Cajun Cuisine Vs Creole Cuisine
When you start looking into the cuisine of the Deep South, you will hear the terms Cajun and Creole used often. When the terms are used on food labels, it is difficult to distinguish what constitutes one or the other.
Instead of looking at ingredients, let's try to understand the differences by exploring the origin of each cuisine.
Cajun cuisine can be traced back to French exiles to the deep south from Acadia, Canada. These exiles were poor, which led to the need to survive on anything that was available. Local ingredients, and the harvesting of those ingredients, was a rough and tumble endeavor.
Preparing foods had to be a simple, rustic event because these poor exiled families had very few possessions. Cajun families would work farms, living in make-shift cabins provided by the landowner who shared the crop, but expected the Cajun family to do the work in exchange for room and board.
The Cajun meal consisted of whatever the farm would provide, but usually followed a three dish theme - one protein and two sides. This style is a familiar sight on southern tables today. The main dish, the protein, would usually be a stewed chicken or other meat, with a pot of greens or vegetable and a pot of grain of some sort for the third dish.
Popular Cajun dishes such as boudin, a sausage made with rice and pork, and jambalaya, a one pot meal made up of rice and a combination of meats, are examples of foods created out of necessity, which is what distinguishes Cajun food.
Another classic example of Cajun ingenuity when it comes to surviving on what's on hand is the very popular crawfish boil. This traditional meal was created out of the unlikely desire to boil 'mudbugs' live with a few vegetables and a lot of spices. The now cooked mudbugs are dumped onto a big table and eaten by peeling off the shells, devouring the tail, then sucking the flavor out of the heads. Very unlikely, indeed. But, very Cajun.
Creole food is less born of necessity as it is born of a blending of cultures - French and Spanish. The French influence is seen in the soups and sauces familiar in Creole cooking. The Spanish influence is found in the spices and ingredients brought from the Caribbean, as these explorers traveled and traded often along the Gulf of Mexico into the ports of Louisiana. More exotic fruits and vegetables are often found in Creole recipes, and methods such as baking in banana leaves would be likely.

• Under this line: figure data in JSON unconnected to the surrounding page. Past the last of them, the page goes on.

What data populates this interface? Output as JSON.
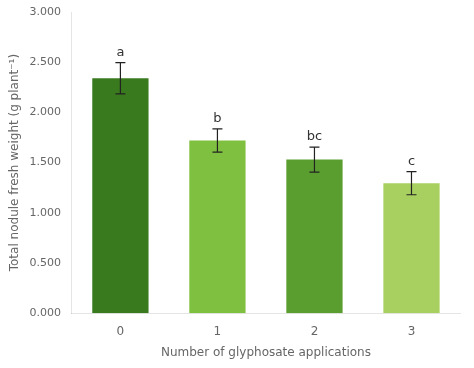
{
  "chart_data": {
    "type": "bar",
    "categories": [
      "0",
      "1",
      "2",
      "3"
    ],
    "values": [
      2.34,
      1.72,
      1.53,
      1.295
    ],
    "errors": [
      0.155,
      0.115,
      0.125,
      0.115
    ],
    "colors": [
      "#3a7a1e",
      "#80c040",
      "#5a9e30",
      "#a8d060"
    ],
    "annotations": [
      "a",
      "b",
      "bc",
      "c"
    ],
    "xlabel": "Number of glyphosate applications",
    "ylabel": "Total nodule fresh weight (g plant⁻¹)",
    "ylim": [
      0.0,
      3.0
    ],
    "yticks": [
      {
        "value": 0.0,
        "label": "0.000"
      },
      {
        "value": 0.5,
        "label": "0.500"
      },
      {
        "value": 1.0,
        "label": "1.000"
      },
      {
        "value": 1.5,
        "label": "1.500"
      },
      {
        "value": 2.0,
        "label": "2.000"
      },
      {
        "value": 2.5,
        "label": "2.500"
      },
      {
        "value": 3.0,
        "label": "3.000"
      }
    ],
    "grid": false
  }
}
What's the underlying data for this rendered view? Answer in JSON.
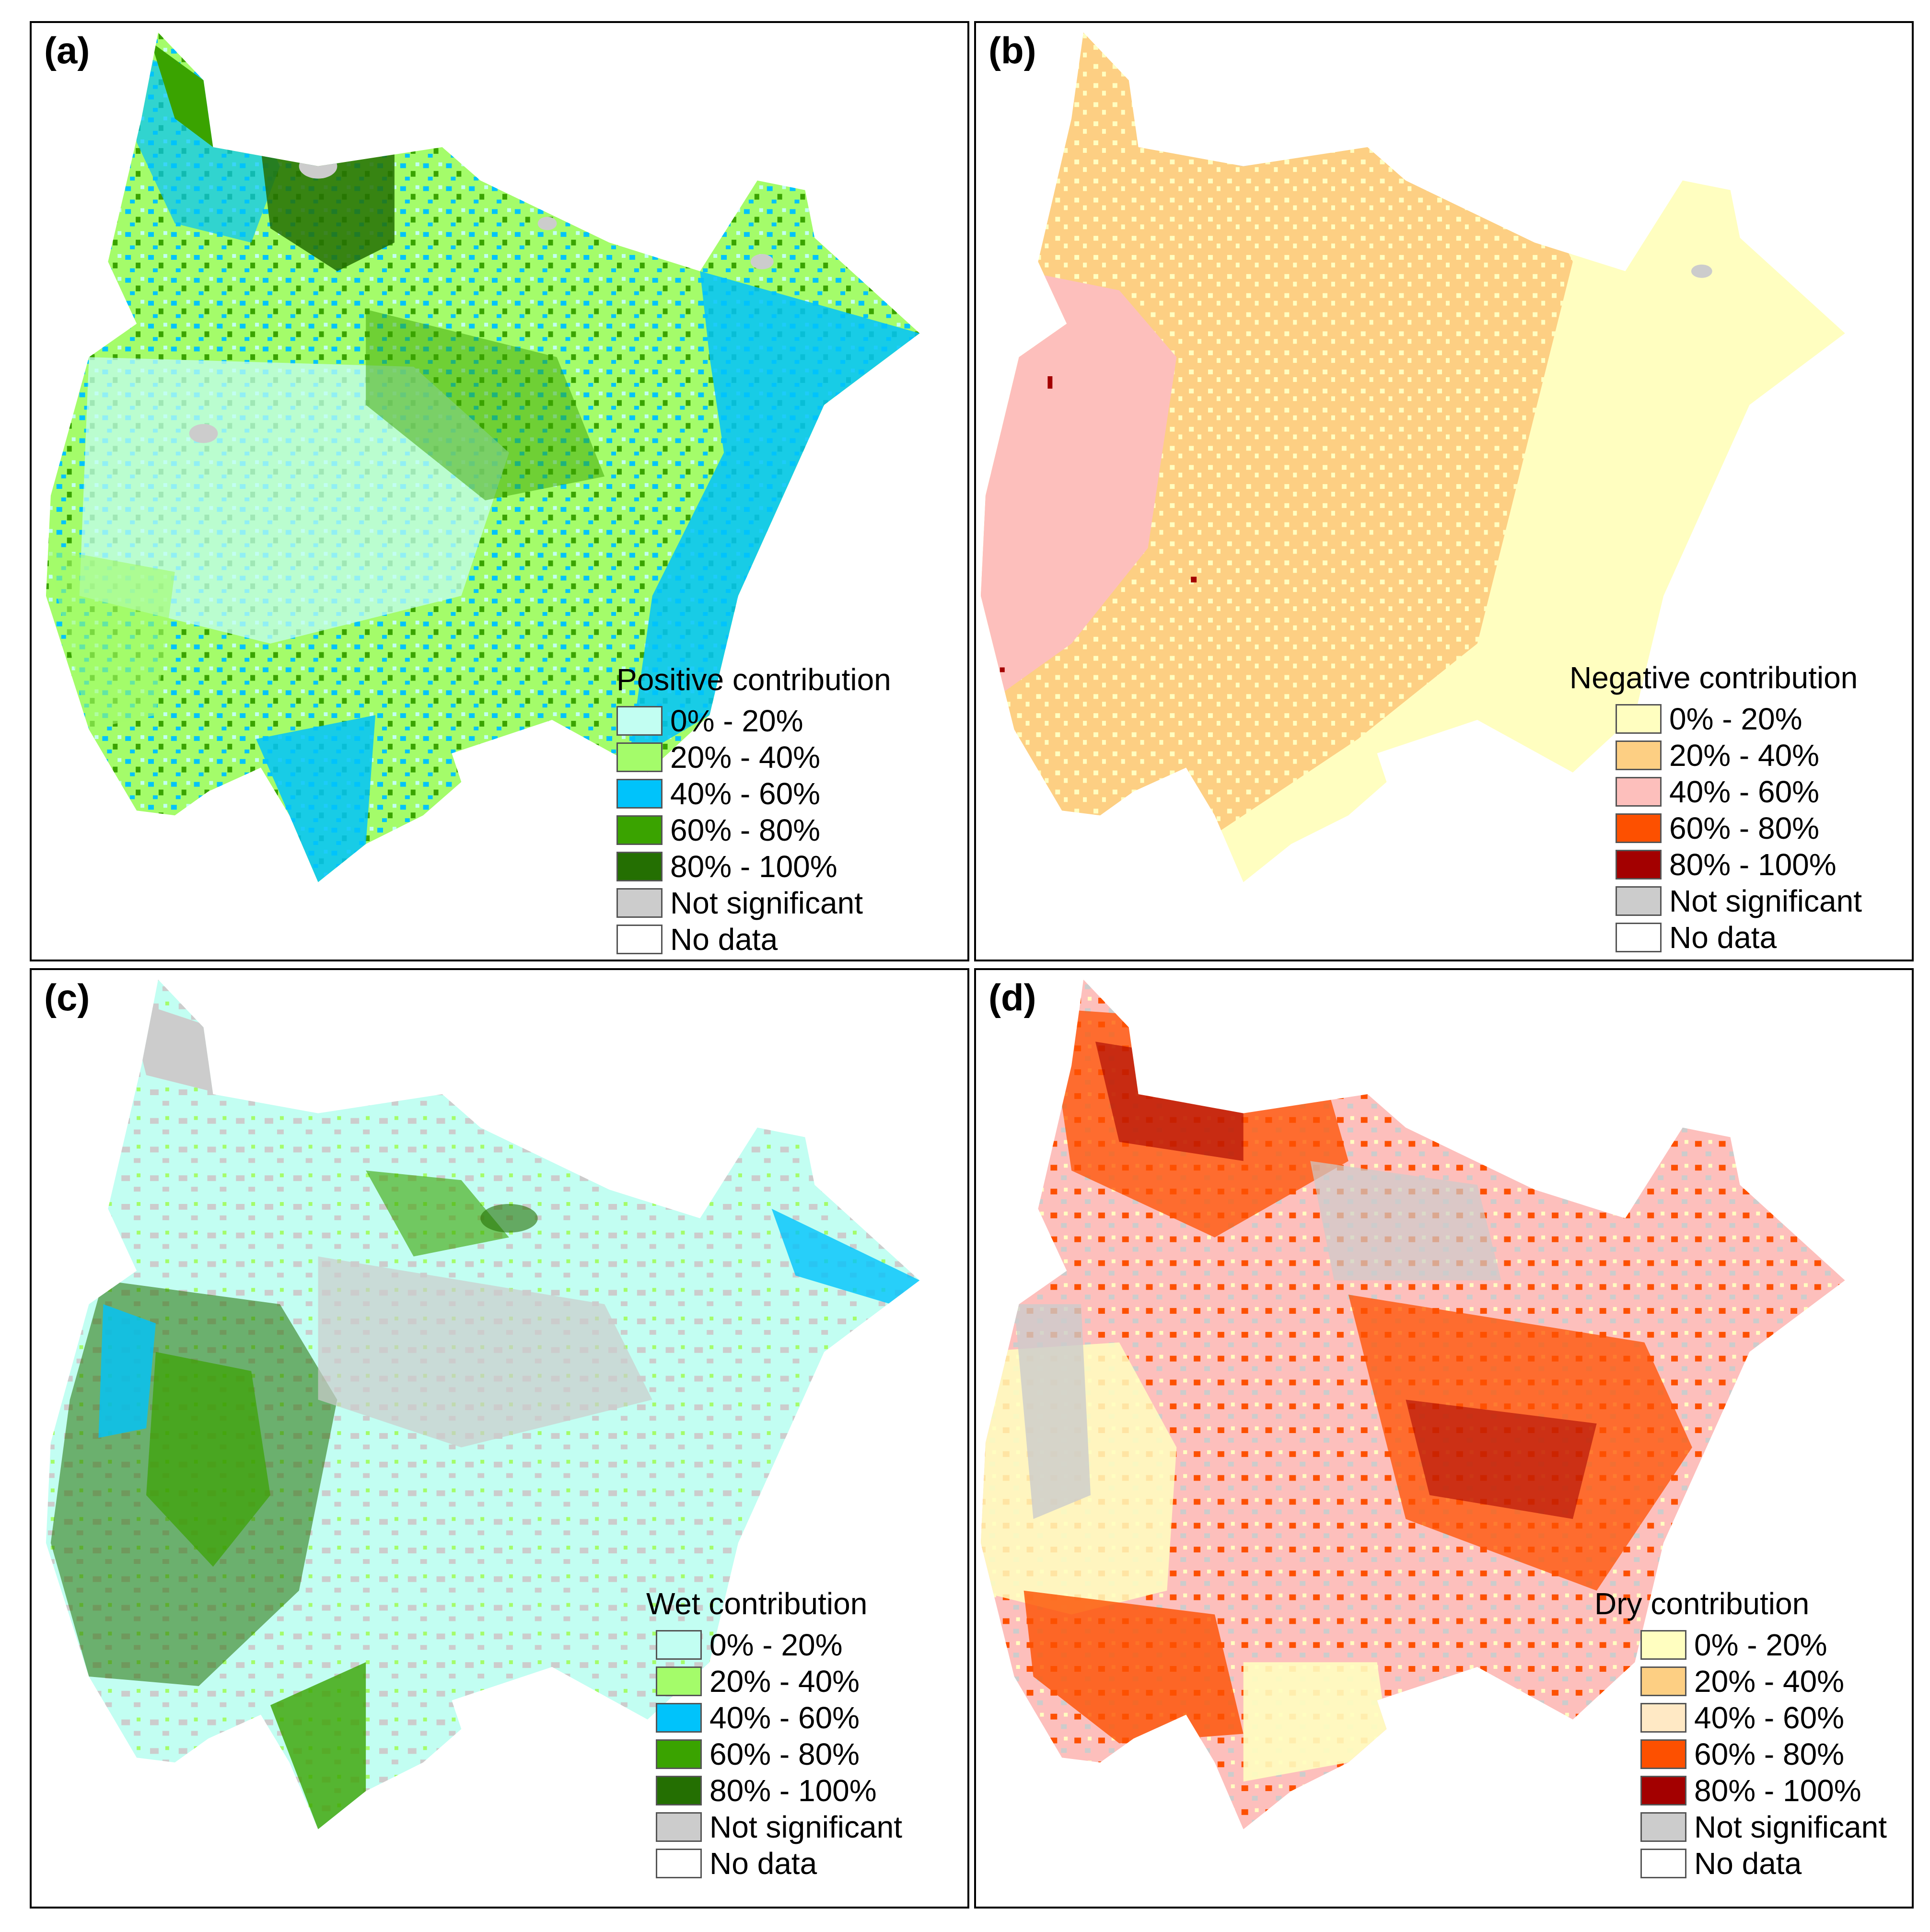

These households were quite often wealthier, including prominent New Orleans families. The wealthier Creole families would typically employ cooks, many with long histories of serving on plantations throughout the south. Therefore, you can find an influx of the African cooking styles along with the development of Spanish and Native American recipes that came along with the plantation cooks.
One dish that simply cannot be put in one category or the other is gumbo. Many cultures have been a part in the development of this one pot meal. The word itself, gumbo, is said to originate from an African word for okra. The French soup 'bouillabaisse' is also said to have contributed to the development of gumbo, ensuring the popularity of gumbo with Creole families. Other influences we recognize today include the Native American's addition of 'file' which is ground sassafras leaves, and Cajuns who added more vegetables and sausages to the pot, both ingredients that would be readily available to them.
Because the deep south has such a diversion of cultures, it is really impossible to draw a definitive line between what is Cajun and what is Creole. But, then, when you stop to enjoy the food, it really doesn't matter much at all. Just enjoy!